Title of the seminar: Long Non-coding RNA and Cryptic Microprotein Regulation of T cells in Acute Graft Versus Host Disease
Date: 11/09/2023
Local Host: Indiana University School of Medicine
Presenter: Dr. Dan Peltier, MD/PhD
Reported by: Swaraj Thorat
Introduction
Dr. Dan Peltier, MD/PhD, conducted the seminar, initiating it with a comprehensive elucidation of hematopoietic stem cell transplantation (HSCT) as a curative remedy for various hematologic malignancies. The field of hematology has witnessed a remarkable revolution with the advent of hematopoietic stem cell transplantation (HSCT). This transformative therapy has offered a glimmer of hope for patients battling a range of hematological malignancies, providing a potential cure for conditions that were once deemed incurable.
However, allogeneic HSCT, where donor stem cells are employed, comes with an inherent risk: acute graft-versus-host disease (GVHD). This immune-mediated attack against the recipient’s tissues casts a shadow over this otherwise promising treatment. Despite significant advancements in immune suppression strategies, GVHD remains a formidable challenge, affecting approximately half of allogeneic HSCT recipients. This underscores the urgent need for innovative therapeutic approaches to effectively prevent and manage GVHD.
Long Non-Coding RNAs (lncRNAs)
Unveiling Hidden Players in HSCT Long non-coding RNAs (lncRNAs) have emerged as captivating players in the intricate symphony of biological processes. These enigmatic molecules, exceeding 200 nucleotides in length, do not code for proteins, yet they wield a profound influence on gene expression and cellular functions. Their tissue-specific expression patterns and their ability to modulate gene expression make lncRNAs compelling candidates for biomarker development and therapeutic targeting in the context of HSCT.
LINC00402
Intriguingly, comprehensive analyses of patient cells derived from both autologous and allogeneic HSCT recipients have revealed the differential expression of various lncRNAs. Among these, LINC00402 has emerged as a star candidate for further exploration due to its consistent differential expression across independent patient cohorts, its evolutionary conservation among mammals, and its pronounced T cell specificity.
Deciphering the Regulation and Functions of LINC00402
Unraveling the mechanisms that govern the regulation and functions of LINC00402 has been a captivating endeavor. Mechanistic studies have unveiled an unexpected twist: LINC00402 expression exhibits a paradoxical decrease upon T cell receptor activation in allogeneic HSCT T cells. This counterintuitive finding has ignited a quest to illuminate the molecular mechanisms underlying its regulation.
A Therapeutic Promise in GVHD Management
The therapeutic potential of LINC00402 has ignited a surge of excitement in the HSCT arena. Overexpression of human LINC00402 in mouse T cells has demonstrated a remarkable ability to mitigate acute GVHD, providing compelling evidence of its therapeutic potential. Further investigations have revealed an intriguing mechanism: LINC00402 promotes an increase in regulatory T cell (Treg) percentage without significantly altering phosphor-ERK levels, suggesting a unique mode of action.

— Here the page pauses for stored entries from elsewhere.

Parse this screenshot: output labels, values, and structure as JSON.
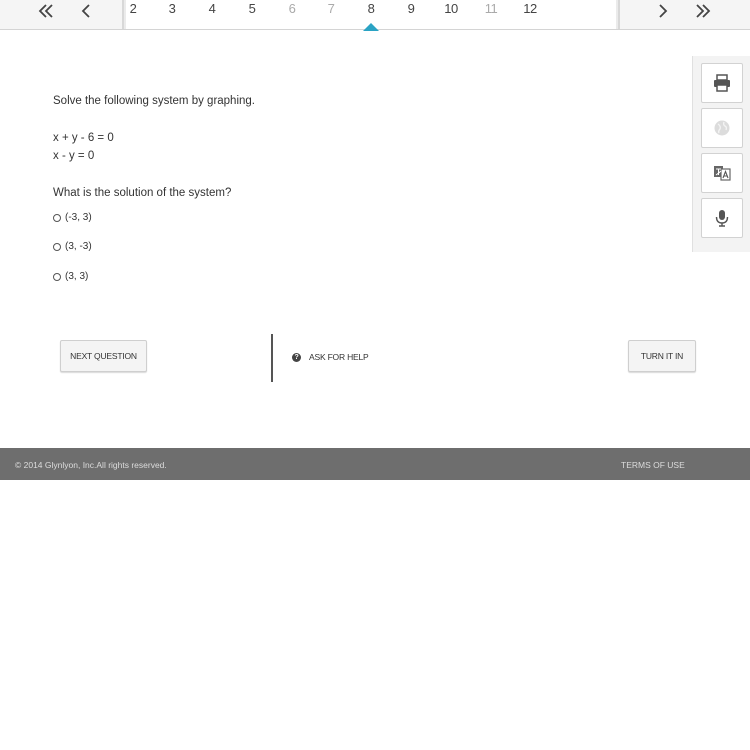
{
  "nav": {
    "pages": [
      {
        "label": "2",
        "dim": false
      },
      {
        "label": "3",
        "dim": false
      },
      {
        "label": "4",
        "dim": false
      },
      {
        "label": "5",
        "dim": false
      },
      {
        "label": "6",
        "dim": true
      },
      {
        "label": "7",
        "dim": true
      },
      {
        "label": "8",
        "dim": false
      },
      {
        "label": "9",
        "dim": false
      },
      {
        "label": "10",
        "dim": false
      },
      {
        "label": "11",
        "dim": true
      },
      {
        "label": "12",
        "dim": false
      }
    ],
    "current_page": "8",
    "icons": [
      "double-chevron-left-icon",
      "chevron-left-icon",
      "chevron-right-icon",
      "double-chevron-right-icon"
    ],
    "accent_color": "#2aa3c4"
  },
  "question": {
    "prompt": "Solve the following system by graphing.",
    "equation1": "x + y - 6 = 0",
    "equation2": "x - y = 0",
    "ask": "What is the solution of the system?",
    "choices": [
      {
        "label": "(-3, 3)"
      },
      {
        "label": "(3, -3)"
      },
      {
        "label": "(3, 3)"
      }
    ]
  },
  "tools": {
    "icons": [
      "print-icon",
      "globe-icon",
      "translate-icon",
      "microphone-icon"
    ]
  },
  "actions": {
    "next_label": "NEXT QUESTION",
    "help_label": "ASK FOR HELP",
    "turn_in_label": "TURN IT IN"
  },
  "footer": {
    "copyright": "© 2014 Glynlyon, Inc.All rights reserved.",
    "terms": "TERMS OF USE"
  }
}
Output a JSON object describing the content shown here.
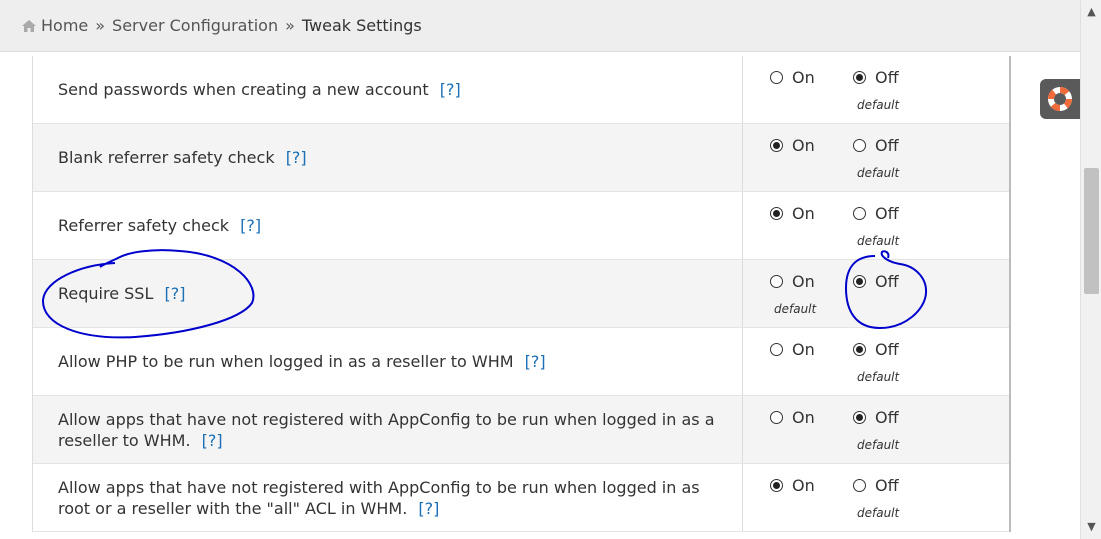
{
  "breadcrumb": {
    "home": "Home",
    "sep1": "»",
    "section": "Server Configuration",
    "sep2": "»",
    "current": "Tweak Settings"
  },
  "help_link": "[?]",
  "on_label": "On",
  "off_label": "Off",
  "default_label": "default",
  "settings": [
    {
      "label": "Send passwords when creating a new account",
      "selected": "off",
      "default": "off"
    },
    {
      "label": "Blank referrer safety check",
      "selected": "on",
      "default": "off"
    },
    {
      "label": "Referrer safety check",
      "selected": "on",
      "default": "off"
    },
    {
      "label": "Require SSL",
      "selected": "off",
      "default": "on"
    },
    {
      "label": "Allow PHP to be run when logged in as a reseller to WHM",
      "selected": "off",
      "default": "off"
    },
    {
      "label": "Allow apps that have not registered with AppConfig to be run when logged in as a reseller to WHM.",
      "selected": "off",
      "default": "off"
    },
    {
      "label": "Allow apps that have not registered with AppConfig to be run when logged in as root or a reseller with the \"all\" ACL in WHM.",
      "selected": "on",
      "default": "off"
    }
  ],
  "colors": {
    "link": "#1a6fb5",
    "annotation": "#0000cc"
  }
}
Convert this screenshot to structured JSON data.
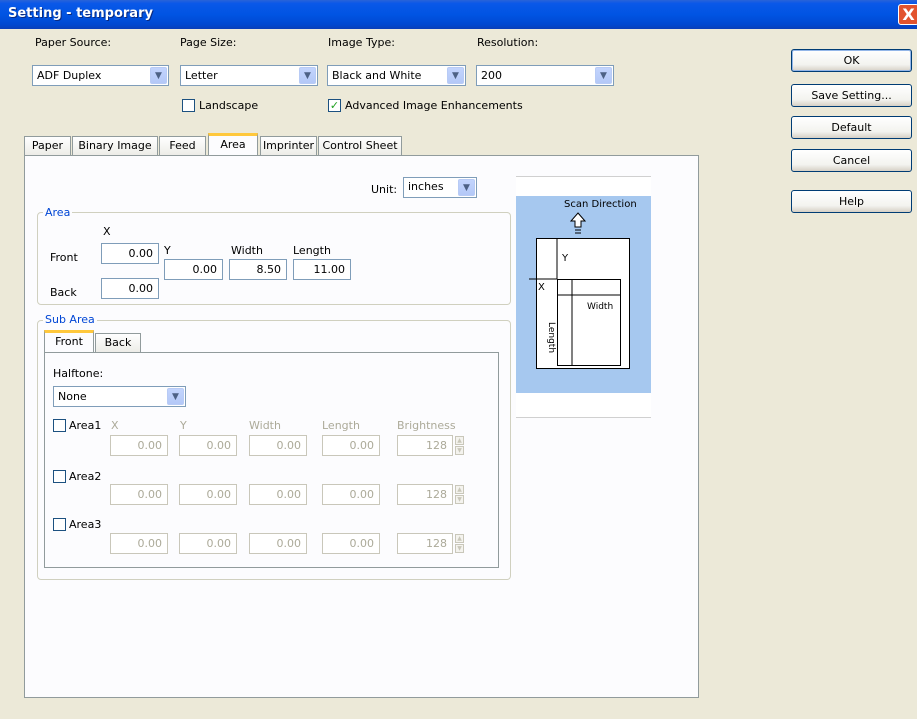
{
  "window": {
    "title": "Setting - temporary",
    "close_label": "X"
  },
  "top": {
    "paper_source": {
      "label": "Paper Source:",
      "value": "ADF Duplex"
    },
    "page_size": {
      "label": "Page Size:",
      "value": "Letter"
    },
    "image_type": {
      "label": "Image Type:",
      "value": "Black and White"
    },
    "resolution": {
      "label": "Resolution:",
      "value": "200"
    },
    "landscape": {
      "label": "Landscape",
      "checked": false
    },
    "advanced": {
      "label": "Advanced Image Enhancements",
      "checked": true
    }
  },
  "buttons": {
    "ok": "OK",
    "save": "Save Setting...",
    "default": "Default",
    "cancel": "Cancel",
    "help": "Help"
  },
  "tabs": [
    "Paper",
    "Binary Image",
    "Feed",
    "Area",
    "Imprinter",
    "Control Sheet"
  ],
  "selected_tab": "Area",
  "unit": {
    "label": "Unit:",
    "value": "inches"
  },
  "area": {
    "title": "Area",
    "x_label": "X",
    "y_label": "Y",
    "width_label": "Width",
    "length_label": "Length",
    "front_label": "Front",
    "back_label": "Back",
    "front_x": "0.00",
    "back_x": "0.00",
    "y": "0.00",
    "width": "8.50",
    "length": "11.00"
  },
  "subarea": {
    "title": "Sub Area",
    "tabs": [
      "Front",
      "Back"
    ],
    "halftone_label": "Halftone:",
    "halftone_value": "None",
    "col_x": "X",
    "col_y": "Y",
    "col_width": "Width",
    "col_length": "Length",
    "col_brightness": "Brightness",
    "rows": [
      {
        "label": "Area1",
        "x": "0.00",
        "y": "0.00",
        "width": "0.00",
        "length": "0.00",
        "brightness": "128"
      },
      {
        "label": "Area2",
        "x": "0.00",
        "y": "0.00",
        "width": "0.00",
        "length": "0.00",
        "brightness": "128"
      },
      {
        "label": "Area3",
        "x": "0.00",
        "y": "0.00",
        "width": "0.00",
        "length": "0.00",
        "brightness": "128"
      }
    ]
  },
  "preview": {
    "scan_direction": "Scan Direction",
    "y": "Y",
    "x": "X",
    "width": "Width",
    "length": "Length"
  }
}
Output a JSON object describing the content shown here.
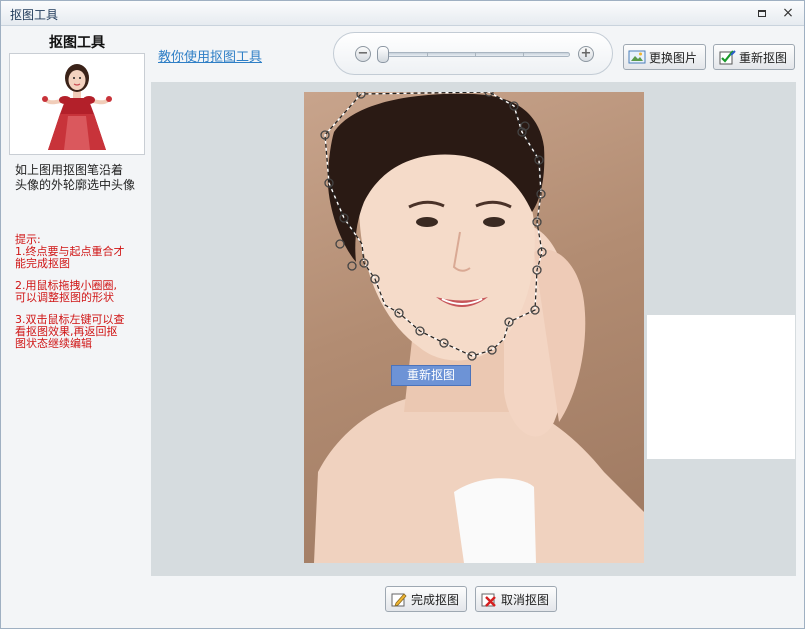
{
  "window": {
    "title": "抠图工具"
  },
  "left": {
    "title": "抠图工具",
    "instruction_line1": "如上图用抠图笔沿着",
    "instruction_line2": "头像的外轮廓选中头像",
    "tips_heading": "提示:",
    "tip1_line1": "1.终点要与起点重合才",
    "tip1_line2": "能完成抠图",
    "tip2_line1": "2.用鼠标拖拽小圈圈,",
    "tip2_line2": "可以调整抠图的形状",
    "tip3_line1": "3.双击鼠标左键可以查",
    "tip3_line2": "看抠图效果,再返回抠",
    "tip3_line3": "图状态继续编辑"
  },
  "toolbar": {
    "help_link": "教你使用抠图工具",
    "zoom_level": 0,
    "replace_label": "更换图片",
    "redo_label": "重新抠图"
  },
  "canvas": {
    "float_redo_label": "重新抠图"
  },
  "footer": {
    "finish_label": "完成抠图",
    "cancel_label": "取消抠图"
  },
  "colors": {
    "accent_link": "#2f7fc6",
    "tip_red": "#d01515",
    "float_button": "#6d93d6"
  }
}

Cryptic lncRNAs and Microproteins
The discovery of microproteins encoded within lncRNAs has added an intricate layer of complexity to the regulatory landscape. These elusive microproteins, though often overlooked, may harbor distinct functions, potentially influencing cellular processes in ways yet to be fully understood. Future studies should embark on a mission to investigate the presence and functional implications of microproteins encoded by LINC00402.
Conclusion
The identification and characterization of LINC00402 have opened a new chapter in our understanding of the intricate interplay between lncRNAs and immune regulation in the context of HSCT. As we delve deeper into its functions and mechanisms of action, we may uncover novel insights into GVHD pathogenesis, paving the way for the development of effective therapeutic strategies to improve patient outcomes. The future of HSCT holds immense promise, and LINC00402 stands as a beacon of hope, guiding us towards a brighter horizon.